# 4x4 Comparison video of the Mf8+Dayan, Maru, X cube 4, Shengshou, QJ, Lan Lan, and ES



## Tall5001 (Jan 23, 2011)

[youtubehd]2nePGgl67jc[/youtubehd]

Sorry the Maru is sold and probably the Dayan too. Hopefully you guys enjoy this it help you decide what 4x4 to get!


----------



## Zarxrax (Jan 24, 2011)

Really good comparison, thanks.


----------



## Tall5001 (Jan 24, 2011)

Zarxrax said:


> Really good comparison, thanks.


 
Your welcome!


----------



## Antcuber (Jan 24, 2011)

yes that was awesome!

what is your third fave after x-cube and shenshou? and fourth? you know what,
just list them.


----------



## Tall5001 (Jan 24, 2011)

Antcuber said:


> yes that was awesome!
> 
> what is your third fave after x-cube and shenshou? and fourth? you know what,
> just list them.


 
1 X cube 4
2 Shengshou
3 Maru
4 Dayan


----------



## Antcuber (Jan 24, 2011)

Tall5001 said:


> 1 X cube 4
> 2 Shengshou
> 3 Maru
> 4 Dayan


 
please include all the other cubes in the list.


----------



## theace (Jan 24, 2011)

does the shenshou require a good deal of breaking in as well?


----------



## Tall5001 (Jan 24, 2011)

Antcuber said:


> please include all the other cubes in the list.


Lan Lan QJ then Eastsheen



theace said:


> does the shenshou require a good deal of breaking in as well?


 
I dont think so mine was pretty good out of the box it might need some tensioning and lubing but it dont need the kind of breaking in like the X cube 4 does


----------



## LeePoonKit (Jan 24, 2011)

X 4 IS NOT GOOD I THINK!!!!!!!!!!!


----------



## xbrandationx (Jan 24, 2011)

Lube and tension the "3x3" core in the Dayan+Mf8 4x4. The middle layers will turn a lot nicer.


----------



## Tall5001 (Jan 24, 2011)

LeePoonKit said:


> X 4 IS NOT GOOD I THINK!!!!!!!!!!!


 IT isnt if the nubs arent off and it isnt lubed with lubix and maru lube but if it is and once you break it in its quite amazing!!


xbrandationx said:


> Lube and tension the "3x3" core in the Dayan+Mf8 4x4. The middle layers will turn a lot nicer.

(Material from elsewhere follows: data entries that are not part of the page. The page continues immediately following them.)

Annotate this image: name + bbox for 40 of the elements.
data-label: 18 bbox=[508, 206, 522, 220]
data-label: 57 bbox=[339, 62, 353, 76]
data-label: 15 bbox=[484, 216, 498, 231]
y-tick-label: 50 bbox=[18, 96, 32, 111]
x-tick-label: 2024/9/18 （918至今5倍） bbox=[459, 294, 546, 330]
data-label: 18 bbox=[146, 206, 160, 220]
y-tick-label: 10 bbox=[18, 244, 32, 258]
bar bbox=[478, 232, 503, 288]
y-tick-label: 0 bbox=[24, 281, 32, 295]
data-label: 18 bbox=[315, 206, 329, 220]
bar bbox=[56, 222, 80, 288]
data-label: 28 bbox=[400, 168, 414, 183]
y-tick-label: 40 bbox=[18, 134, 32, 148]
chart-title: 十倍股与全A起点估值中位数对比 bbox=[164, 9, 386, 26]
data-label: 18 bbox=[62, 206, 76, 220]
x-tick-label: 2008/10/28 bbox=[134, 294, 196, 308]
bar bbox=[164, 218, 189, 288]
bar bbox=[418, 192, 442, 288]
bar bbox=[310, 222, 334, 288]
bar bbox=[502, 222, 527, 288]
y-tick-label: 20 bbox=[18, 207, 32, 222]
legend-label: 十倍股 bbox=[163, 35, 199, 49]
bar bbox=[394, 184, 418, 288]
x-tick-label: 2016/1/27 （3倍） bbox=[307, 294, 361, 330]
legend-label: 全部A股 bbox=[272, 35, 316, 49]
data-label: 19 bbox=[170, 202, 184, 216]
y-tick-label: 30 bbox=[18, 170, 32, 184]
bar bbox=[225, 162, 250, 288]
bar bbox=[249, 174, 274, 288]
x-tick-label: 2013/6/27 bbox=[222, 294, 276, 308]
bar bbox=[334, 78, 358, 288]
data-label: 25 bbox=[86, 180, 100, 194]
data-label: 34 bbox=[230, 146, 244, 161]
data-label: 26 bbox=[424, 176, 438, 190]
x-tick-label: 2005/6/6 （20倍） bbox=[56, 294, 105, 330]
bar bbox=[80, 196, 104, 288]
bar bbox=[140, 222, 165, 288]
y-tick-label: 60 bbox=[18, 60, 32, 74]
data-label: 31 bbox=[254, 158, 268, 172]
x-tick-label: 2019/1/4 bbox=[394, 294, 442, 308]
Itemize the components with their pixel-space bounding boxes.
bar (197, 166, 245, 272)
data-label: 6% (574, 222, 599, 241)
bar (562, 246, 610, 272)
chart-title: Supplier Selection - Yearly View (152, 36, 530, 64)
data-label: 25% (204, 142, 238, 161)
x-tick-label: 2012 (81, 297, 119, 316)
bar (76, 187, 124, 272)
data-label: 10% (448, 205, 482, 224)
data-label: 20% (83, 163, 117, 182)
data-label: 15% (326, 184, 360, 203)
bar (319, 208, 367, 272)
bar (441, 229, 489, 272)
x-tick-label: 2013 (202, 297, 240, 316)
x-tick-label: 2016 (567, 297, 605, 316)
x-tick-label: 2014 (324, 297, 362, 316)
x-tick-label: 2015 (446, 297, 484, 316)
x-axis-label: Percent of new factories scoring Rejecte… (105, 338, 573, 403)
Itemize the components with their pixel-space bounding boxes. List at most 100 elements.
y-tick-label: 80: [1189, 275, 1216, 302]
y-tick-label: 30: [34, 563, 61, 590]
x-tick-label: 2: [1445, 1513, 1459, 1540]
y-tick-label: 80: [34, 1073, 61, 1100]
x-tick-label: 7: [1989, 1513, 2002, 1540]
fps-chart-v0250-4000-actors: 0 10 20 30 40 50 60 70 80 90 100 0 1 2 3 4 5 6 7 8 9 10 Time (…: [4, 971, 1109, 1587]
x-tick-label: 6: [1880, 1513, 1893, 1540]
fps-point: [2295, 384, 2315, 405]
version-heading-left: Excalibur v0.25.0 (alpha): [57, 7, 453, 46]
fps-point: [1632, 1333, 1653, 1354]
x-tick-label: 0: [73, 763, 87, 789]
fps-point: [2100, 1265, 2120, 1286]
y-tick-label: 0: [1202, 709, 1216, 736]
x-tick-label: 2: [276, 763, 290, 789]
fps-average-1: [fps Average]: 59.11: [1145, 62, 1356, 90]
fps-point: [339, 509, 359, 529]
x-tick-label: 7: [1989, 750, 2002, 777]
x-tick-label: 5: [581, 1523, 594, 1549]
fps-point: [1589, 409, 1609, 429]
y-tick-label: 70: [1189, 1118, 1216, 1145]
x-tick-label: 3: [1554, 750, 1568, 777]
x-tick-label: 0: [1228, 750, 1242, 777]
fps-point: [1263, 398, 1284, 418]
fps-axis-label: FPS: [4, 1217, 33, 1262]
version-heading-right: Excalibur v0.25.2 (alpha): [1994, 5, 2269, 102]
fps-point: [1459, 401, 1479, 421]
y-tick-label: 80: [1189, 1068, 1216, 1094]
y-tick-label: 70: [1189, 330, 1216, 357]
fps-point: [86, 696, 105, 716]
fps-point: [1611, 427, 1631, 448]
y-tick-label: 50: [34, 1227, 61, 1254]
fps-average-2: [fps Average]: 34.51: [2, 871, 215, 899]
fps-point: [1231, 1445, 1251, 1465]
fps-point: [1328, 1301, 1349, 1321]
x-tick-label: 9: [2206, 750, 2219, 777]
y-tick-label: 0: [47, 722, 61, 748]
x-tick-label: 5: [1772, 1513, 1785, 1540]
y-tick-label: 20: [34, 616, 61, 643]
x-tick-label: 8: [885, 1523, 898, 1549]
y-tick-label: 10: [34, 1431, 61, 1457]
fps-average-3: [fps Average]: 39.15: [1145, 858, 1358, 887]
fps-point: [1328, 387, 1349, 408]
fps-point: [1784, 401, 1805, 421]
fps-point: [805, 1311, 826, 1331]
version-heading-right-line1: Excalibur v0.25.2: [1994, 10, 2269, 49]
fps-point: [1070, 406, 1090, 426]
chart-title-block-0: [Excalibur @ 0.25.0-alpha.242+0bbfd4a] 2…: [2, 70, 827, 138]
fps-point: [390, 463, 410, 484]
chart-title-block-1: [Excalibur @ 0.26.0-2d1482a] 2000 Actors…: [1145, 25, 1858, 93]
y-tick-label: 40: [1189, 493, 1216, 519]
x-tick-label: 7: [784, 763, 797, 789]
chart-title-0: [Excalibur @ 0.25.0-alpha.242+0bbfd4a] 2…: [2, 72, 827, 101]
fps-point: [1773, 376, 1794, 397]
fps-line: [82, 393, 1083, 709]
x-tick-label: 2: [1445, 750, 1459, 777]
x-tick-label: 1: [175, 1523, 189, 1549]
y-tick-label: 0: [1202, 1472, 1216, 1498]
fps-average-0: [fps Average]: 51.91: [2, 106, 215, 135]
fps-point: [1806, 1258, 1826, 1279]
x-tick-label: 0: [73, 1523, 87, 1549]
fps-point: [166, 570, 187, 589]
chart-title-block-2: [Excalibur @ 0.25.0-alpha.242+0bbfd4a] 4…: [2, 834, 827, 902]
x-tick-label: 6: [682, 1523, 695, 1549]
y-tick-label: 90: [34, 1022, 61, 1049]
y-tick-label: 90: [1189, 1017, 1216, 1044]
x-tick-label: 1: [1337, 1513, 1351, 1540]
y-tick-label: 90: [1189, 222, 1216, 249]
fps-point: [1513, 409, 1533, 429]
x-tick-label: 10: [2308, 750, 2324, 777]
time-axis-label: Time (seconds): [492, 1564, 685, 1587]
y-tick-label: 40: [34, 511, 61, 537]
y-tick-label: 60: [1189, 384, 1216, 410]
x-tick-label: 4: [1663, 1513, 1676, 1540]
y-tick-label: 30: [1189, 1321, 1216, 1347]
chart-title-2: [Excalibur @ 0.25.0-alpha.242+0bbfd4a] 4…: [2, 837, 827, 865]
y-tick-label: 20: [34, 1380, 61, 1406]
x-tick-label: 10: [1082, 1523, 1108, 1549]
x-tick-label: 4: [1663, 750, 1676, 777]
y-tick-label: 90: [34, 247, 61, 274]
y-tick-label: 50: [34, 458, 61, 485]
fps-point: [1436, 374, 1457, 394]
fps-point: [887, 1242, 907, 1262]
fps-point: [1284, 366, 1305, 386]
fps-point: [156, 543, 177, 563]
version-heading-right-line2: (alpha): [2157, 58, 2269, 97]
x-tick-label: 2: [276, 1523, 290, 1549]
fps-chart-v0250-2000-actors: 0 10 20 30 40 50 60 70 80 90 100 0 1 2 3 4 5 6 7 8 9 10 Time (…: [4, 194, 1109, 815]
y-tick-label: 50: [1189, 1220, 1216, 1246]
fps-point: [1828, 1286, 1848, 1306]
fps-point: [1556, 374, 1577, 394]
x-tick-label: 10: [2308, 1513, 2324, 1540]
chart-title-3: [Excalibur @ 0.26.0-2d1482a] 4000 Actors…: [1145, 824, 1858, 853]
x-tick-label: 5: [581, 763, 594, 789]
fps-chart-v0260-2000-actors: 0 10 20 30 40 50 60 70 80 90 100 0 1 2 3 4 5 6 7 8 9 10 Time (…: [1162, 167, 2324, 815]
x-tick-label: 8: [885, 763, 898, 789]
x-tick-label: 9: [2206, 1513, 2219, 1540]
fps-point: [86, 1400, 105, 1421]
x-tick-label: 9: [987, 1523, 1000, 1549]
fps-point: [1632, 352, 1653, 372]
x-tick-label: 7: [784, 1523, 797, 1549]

 yeah i know but im too lazy


----------



## theace (Jan 24, 2011)

I have no idea when my lubix is going to arrive. I've put in some cyclo. I'm going to clean it out when I get back home


----------



## Tall5001 (Jan 25, 2011)

theace said:


> I have no idea when my lubix is going to arrive. I've put in some cyclo. I'm going to clean it out when I get back home


 
in what??? which cube?


----------



## chikato_tan (Jan 25, 2011)

thanks , very useful


----------



## Tall5001 (Jan 27, 2011)

chikato_tan said:


> thanks , very useful


 
your welcome im glad it helped!


----------



## ianography (Jan 27, 2011)

Just some advice for the ShengShou/Ghosthand II: Do not put Lubix in it! And if you are anyway, only put in a tiny amount. I put in some Lubix into mine (probably too much) and now, the outer layers turn really well, but a lot of the time when I do the edge-flipping parity algorithm, it explodes! anyway, just don't put in too much Lubix.


----------



## Tall5001 (Jan 27, 2011)

ianography said:


> Just some advice for the ShengShou/Ghosthand II: Do not put Lubix in it! And if you are anyway, only put in a tiny amount. I put in some Lubix into mine (probably too much) and now, the outer layers turn really well, but a lot of the time when I do the edge-flipping parity algorithm, it explodes! anyway, just don't put in too much Lubix.


 Thanks for the info but I think that yours keeps popping because its too loose if you tighten it then it might not pop


----------